What is AAUP? And Why Do We Care So Much?


This week, staff members of Texas A&M University Press are in Chicago attending the Association of American University Presses Annual Meeting. The Annual Meeting of the Association of American University Presses predates the founding of AAUP itself. The seeds of the Association were planted during informal conversations between university press representatives who attended the yearly meetings of the National Association of Book Publishers in New York City throughout the 1920s. These informal conversations gradually became longer and more formal, with agendas, invited attendees, and minutes. In 1928, a group of university presses finally set up their own separate meeting, reserving rooms at the nearby Waldorf-Astoria.
A growing (though still unaffiliated) group of university presses continued to meet in New York annually. At the 1937 meeting, they formed the Association we still know today—and meetings continued under the new rubric of AAUP.  New York City continued as the annual meeting home until 1946, when Chicago took on hosting duties—a city it seems appropriate to return to in 2012.

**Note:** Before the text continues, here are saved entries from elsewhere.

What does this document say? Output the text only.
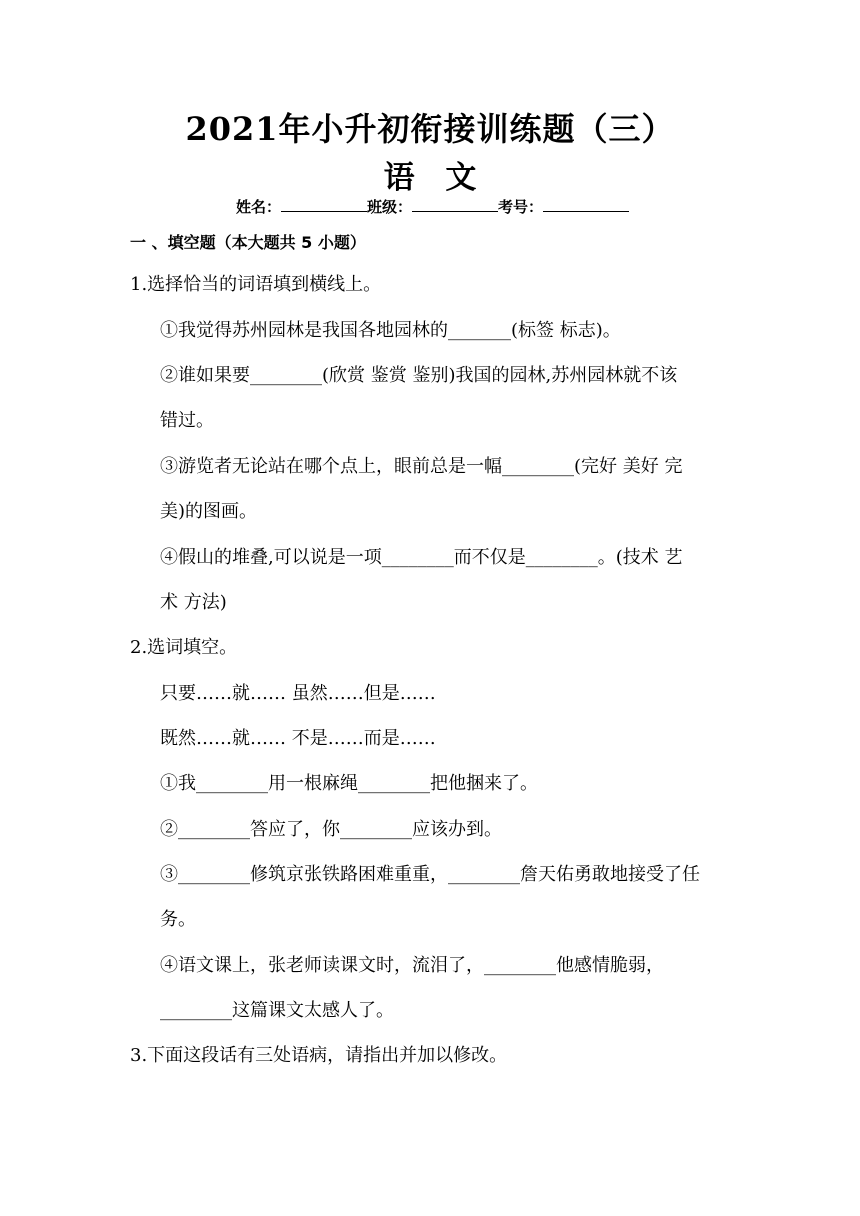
2021年小升初衔接训练题（三）
语 文
姓名：	班级：	考号：
一 、填空题（本大题共 5 小题）
1.选择恰当的词语填到横线上。
①我觉得苏州园林是我国各地园林的_______(标签 标志)。
②谁如果要________(欣赏 鉴赏 鉴别)我国的园林,苏州园林就不该
错过。
③游览者无论站在哪个点上，眼前总是一幅________(完好 美好 完
美)的图画。
④假山的堆叠,可以说是一项________而不仅是________。(技术 艺
术 方法)
2.选词填空。
只要……就…… 虽然……但是……
既然……就…… 不是……而是……
①我________用一根麻绳________把他捆来了。
②________答应了，你________应该办到。
③________修筑京张铁路困难重重，________詹天佑勇敢地接受了任
务。
④语文课上，张老师读课文时，流泪了，________他感情脆弱，
________这篇课文太感人了。
3.下面这段话有三处语病，请指出并加以修改。
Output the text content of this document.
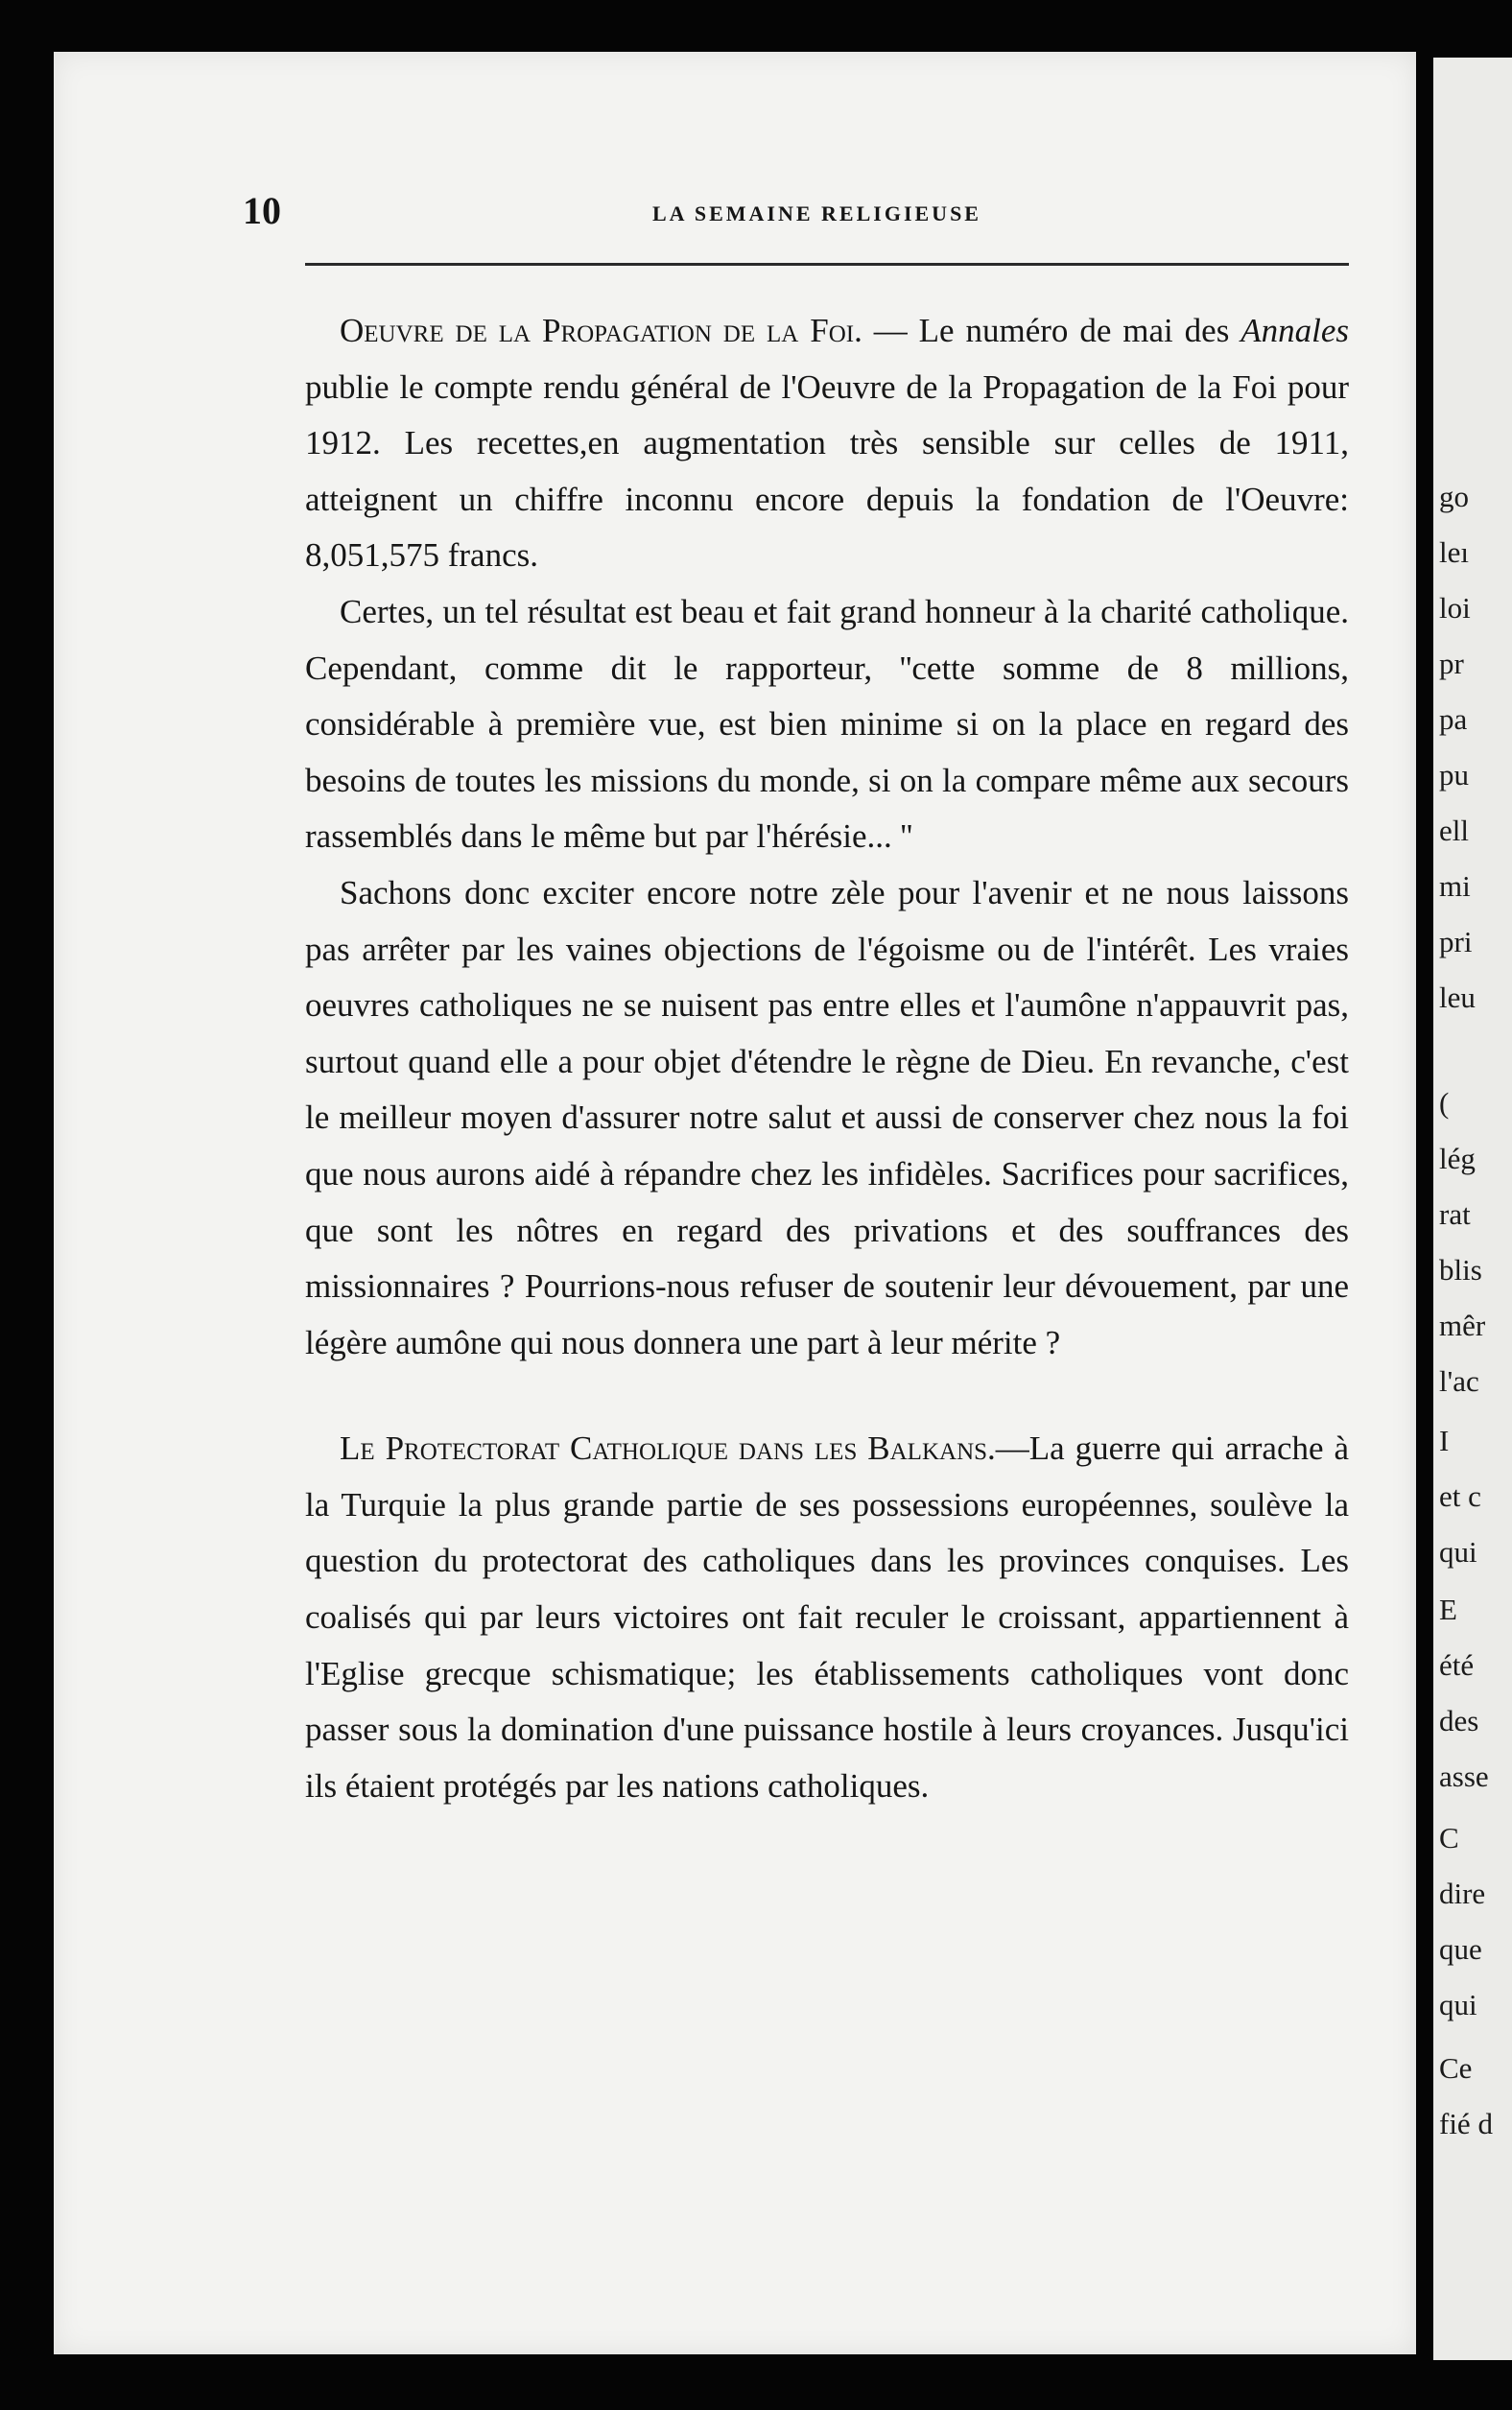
go
leı
loi
pr
pa
pu
ell
mi
pri
leu
(
lég
rat
blis
mêr
l'ac
I
et c
qui
E
été
des
asse
C
dire
que
qui
Ce
fié d
10	LA SEMAINE RELIGIEUSE

Oeuvre de la Propagation de la Foi. — Le numéro de mai des Annales publie le compte rendu général de l'Oeuvre de la Propagation de la Foi pour 1912. Les recettes,en augmentation très sensible sur celles de 1911, atteignent un chiffre inconnu encore depuis la fondation de l'Oeuvre: 8,051,575 francs.

Certes, un tel résultat est beau et fait grand honneur à la charité catholique. Cependant, comme dit le rapporteur, ''cette somme de 8 millions, considérable à première vue, est bien minime si on la place en regard des besoins de toutes les missions du monde, si on la compare même aux secours rassemblés dans le même but par l'hérésie... ''

Sachons donc exciter encore notre zèle pour l'avenir et ne nous laissons pas arrêter par les vaines objections de l'égoisme ou de l'intérêt. Les vraies oeuvres catholiques ne se nuisent pas entre elles et l'aumône n'appauvrit pas, surtout quand elle a pour objet d'étendre le règne de Dieu. En revanche, c'est le meilleur moyen d'assurer notre salut et aussi de conserver chez nous la foi que nous aurons aidé à répandre chez les infidèles. Sacrifices pour sacrifices, que sont les nôtres en regard des privations et des souffrances des missionnaires ? Pourrions-nous refuser de soutenir leur dévouement, par une légère aumône qui nous donnera une part à leur mérite ?

Le Protectorat Catholique dans les Balkans.—La guerre qui arrache à la Turquie la plus grande partie de ses possessions européennes, soulève la question du protectorat des catholiques dans les provinces conquises. Les coalisés qui par leurs victoires ont fait reculer le croissant, appartiennent à l'Eglise grecque schismatique; les établissements catholiques vont donc passer sous la domination d'une puissance hostile à leurs croyances. Jusqu'ici ils étaient protégés par les nations catholiques.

The 1978 annual meeting in Baltimore was a milestone. Held during the "University Press Week" declared by US President Jimmy Carter, the meeting celebrated 100 years of university press publishing in the United States at our host press Johns Hopkins. The year also marked 500 years of university presses globally with the anniversary of the first volume printed in Oxford.

Perhaps the most memorable meeting of the past decade took place in New Orleans in 2006. Less than a year after Katrina, while there was some unease felt about holding a conference in a city where services were so strained, there had also been no doubt as to the Association's commitment to the city—to bear witness, in a way, but also to provide even the small economic boost of a meeting such as ours. AAUP will return to New Orleans in 2014.

Of course, in 1987 and today, we are still following the path laid down by AAUP's founders who, in 1936, discussed institutional relationships between libraries and university presses. The AAUP Program Committee shapes our annual meeting each year, putting together conference agendas on the most pertinent topics and pressing professional needs in scholarly communications. It is fitting to close with the words of the AAUP 2012 committee, who constructed a program addressing "the volatility of our industry, as well as our collective reliance on foundational skills and disciplines that have endured for decades. This year, 75 flames flicker on the candles of AAUP's birthday cake. Watch them and reflect on the past. Then watch them kindle the future."